Schnell fühlte sie sich von der Lust ergriffen, ihn mit ihrer Behandlung abzustrafen für all die Missachtung, die ihr zuteil wurde nun, da er kaum noch als ernsthaft behindert galt. Sie schabte immer wieder so unauffällig wie möglich und doch unablässig über die blutdurchtränkten, sich auftuenden Narben, und ersehnte dabei nichts mehr als sein gepresst ausgestoßenes Stöhnen, dem sie zufrieden lauschte. Verbiss er sich, bäuchlings auf dem Bett ausgestreckt, diese Klagelaute, stieg eine unbändige Wut in ihr auf und machte sie sich mit versteiften Fingerkuppen über die geschundene Haut her, bis ihn der Schmerz doch noch aufschreien ließ.

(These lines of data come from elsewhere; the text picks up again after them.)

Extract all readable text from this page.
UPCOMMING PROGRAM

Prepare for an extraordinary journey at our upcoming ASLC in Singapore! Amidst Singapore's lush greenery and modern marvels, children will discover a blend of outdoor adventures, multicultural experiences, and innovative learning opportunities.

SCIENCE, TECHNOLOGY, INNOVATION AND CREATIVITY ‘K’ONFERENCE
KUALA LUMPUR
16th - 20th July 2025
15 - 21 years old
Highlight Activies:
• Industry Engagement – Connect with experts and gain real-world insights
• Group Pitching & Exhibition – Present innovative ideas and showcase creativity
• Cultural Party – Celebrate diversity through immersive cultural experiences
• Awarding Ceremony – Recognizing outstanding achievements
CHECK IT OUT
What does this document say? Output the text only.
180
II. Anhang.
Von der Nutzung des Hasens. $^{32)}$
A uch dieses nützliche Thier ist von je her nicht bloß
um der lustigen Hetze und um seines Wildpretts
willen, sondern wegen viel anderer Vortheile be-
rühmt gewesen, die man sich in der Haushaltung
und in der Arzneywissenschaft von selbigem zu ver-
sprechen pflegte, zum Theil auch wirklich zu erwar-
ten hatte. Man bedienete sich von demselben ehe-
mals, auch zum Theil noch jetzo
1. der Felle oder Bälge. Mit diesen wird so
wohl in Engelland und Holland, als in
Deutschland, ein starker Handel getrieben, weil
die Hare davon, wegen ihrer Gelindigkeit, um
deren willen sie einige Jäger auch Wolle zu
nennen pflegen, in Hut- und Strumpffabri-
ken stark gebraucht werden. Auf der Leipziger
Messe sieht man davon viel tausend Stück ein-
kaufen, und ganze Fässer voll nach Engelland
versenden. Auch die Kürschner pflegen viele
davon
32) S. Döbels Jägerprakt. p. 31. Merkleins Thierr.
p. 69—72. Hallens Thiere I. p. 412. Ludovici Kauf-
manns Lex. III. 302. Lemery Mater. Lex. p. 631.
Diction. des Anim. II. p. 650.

Als sie bemerkte, dass sich unter ihrer Behandlung die auf den Oberschenkel transplantierte Haut allmählich abzulösen schien, mischte Aurora Salz unter das Puder und vertauschte die Salbe mit einer ihrer kosmetischen Cremes, um diesen Prozess zu beschleunigen. Nur zu gern hätte sich Holger rücksichtsvolleren Händen anvertraut, doch verstand es Aurora überzeugend vorzugeben, nur das Beste für ihn im Sinne zu haben; auch wollte er weder eine Pflegerin zu sich holen noch sich in eine Klinik begeben, nahm er doch an, beides würde nicht unbemerkt bleiben und Zweifel an seiner wiedergewonnenen Vitalität aufkommen lassen, was es unbedingt zu verhindern galt. Und so blieb er, trotzdem sich sein Gesundheitszustand immer weiter verschlechterte, in der Pflege seiner Gattin, die ihm das wahre Ausmaß seiner Wunde verschwieg aus Furcht, er könnte sich ihr entziehen und so vollends genesen. Da sie diesen Moment jederzeit kommen wähnte, wandte sie umso verzweifelte Methoden an, ihn zu quälen, und redete ihm und auch sich geschickt seine Beschwerden, seine Einschränkungen und zuletzt sogar seine Bettlägerigkeit klein. Dass er fieberte, nahm sie kaum noch wahr, und obwohl sich die transplantierte Haut, einen starken, fauligen Geruch ausströmend, von seinem Oberschenkel ablöste und ein feucht vibrierendes Stück Fleisch freigab, trug sie weiterhin beharrlich ihre Creme auf. Erst als er ohnmächtig wurde, ließ sie von ihm ab, entsetzt über seinen schrecklichen Zustand, den sie erst jetzt in ganzem Ausmaße zu erfassen schien, entsetzt auch über sich selbst. Sie ließ Holger sofort in ein Klinikum bringen, doch die Fäulnis des Gewebes und eine Blutvergiftung hatten ihm inzwischen schwer zugesetzt; sein Bein war unrettbar.

*

Holger ging nicht gern an den Krücken, da es ihn über seine Kräfte und Geduld anstrengte, und so saß er meistens im Rollstuhl. Darüber in tiefe Depression verfallen, erging er sich in wehmütigen Klagen über seine Behinderung, zog sich in seine Villa zurück und suchte nur selten die Gesellschaft seiner Bekannten, was Aurora noch weiter zu beschränken wusste, als er es aus eigenem schwachen Antrieb schon tat, da sein beständiges Jammern einen negativen Eindruck zu hinterlassen drohte. Ungeachtet dessen aber liebte sie ihn mehr denn je, stand sie doch aufgrund seines folgenschweren Rückfalls wieder unangefochten im Mittelpunkt sämtlicher Gespräche, wurde sie als großartiges Beispiel aufopferungsvoller Liebe von den Freundinnen und auch den Männern verehrt und ihr jegliche gelegentliche Launenhaftigkeit nachgesehen, als impulsiver Ausdruck einer geschundenen Seele gedeutet. Und als sich Aurora auf eine Affäre einließ, geschah es unter allgemeiner Duldung und Freude sogar, schien dieses kleine Abenteuer doch die einzige, bescheidene Freiheit zu sein, die sie sich in ihrem ganz und gar von seiner Behinderung geprägten, tragischen Leben herausnahm. Und dankbar und gewissenhaft wusste Aurora alles zu unternehmen, um dieser Deutung ihres Eheglücks gerecht zu werden. So galt sie bald als beste Gattin, die man sich denken konnte.